Último poste da série de 8 DE NOVEMBRO DE 2013 > Guiné 63/74 - P12264: Notas de leitura (532): "Crónicas, Lendas e Usos Costumeiros da Guiné-Bissau", por Fernando Antunes (Mário Beja Santos)

2 comentários:

Luís Graça disse...

Ver aqui, no sítio "Cacheu, caminho de escravos", uma já vasta documentação (vídeos, cd, sites, publicações...) sobre esta temática histórica.


http://cacheu.adbissau.org/?page_id=40

Anónimo disse...

Em 98 ao visitar a ilha de Goré em frente Dakar, o cicerone desancava nos brancos, nomeadamente nos portugueses,a meu lado uma senhora negra americana (detesto o termo afro-americano) chorava compulsivamente.

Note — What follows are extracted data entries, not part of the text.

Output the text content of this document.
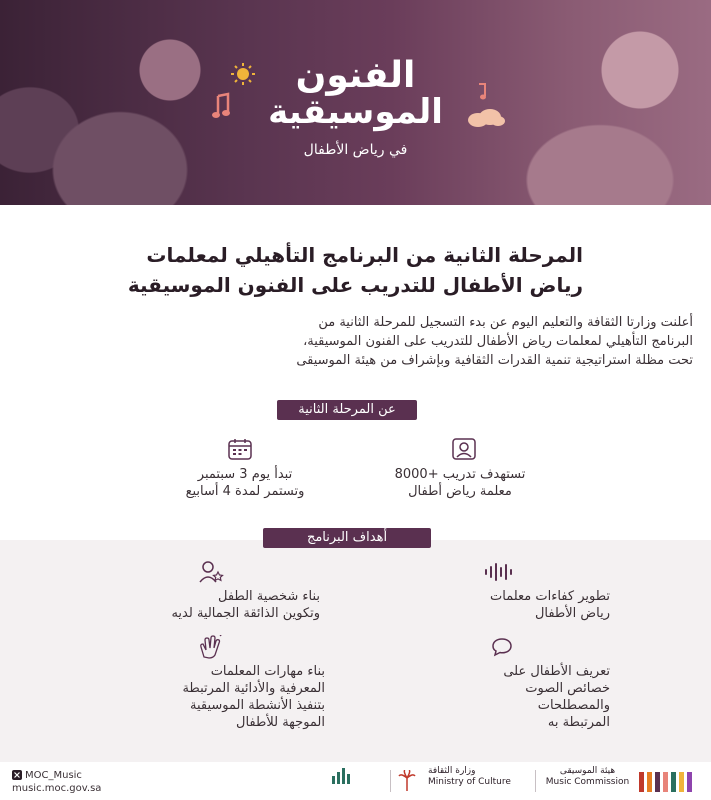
الفنون
الموسيقية
في رياض الأطفال
المرحلة الثانية من البرنامج التأهيلي لمعلمات
رياض الأطفال للتدريب على الفنون الموسيقية
أعلنت وزارتا الثقافة والتعليم اليوم عن بدء التسجيل للمرحلة الثانية من
البرنامج التأهيلي لمعلمات رياض الأطفال للتدريب على الفنون الموسيقية،
تحت مظلة استراتيجية تنمية القدرات الثقافية وبإشراف من هيئة الموسيقى
عن المرحلة الثانية
تستهدف تدريب +8000
معلمة رياض أطفال
تبدأ يوم 3 سبتمبر
وتستمر لمدة 4 أسابيع
أهداف البرنامج
تطوير كفاءات معلمات
رياض الأطفال
بناء شخصية الطفل
وتكوين الذائقة الجمالية لديه
تعريف الأطفال على
خصائص الصوت
والمصطلحات
المرتبطة به
بناء مهارات المعلمات
المعرفية والأدائية المرتبطة
بتنفيذ الأنشطة الموسيقية
الموجهة للأطفال
MOC_Music
music.moc.gov.sa
وزارة الثقافة
Ministry of Culture
هيئة الموسيقى
Music Commission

Tive que o interromper e dizer que não foram só os brancos os culpados do tráfico de escravos,mas também os pretos e se calhar antepassados dele.."embatucou" meio aparvalhado e pediu desculpa meia esfarrapada..

Esclareci a senhora sobre a verdade do tráfico de escravos..julgo que ficou esclarecida.

Na verdade o sitio é deprimente e fica-se deprimido só de pensar no sofrimento dos escravos..

O ano passado visitei Dachau..tive o mesmo sentimento.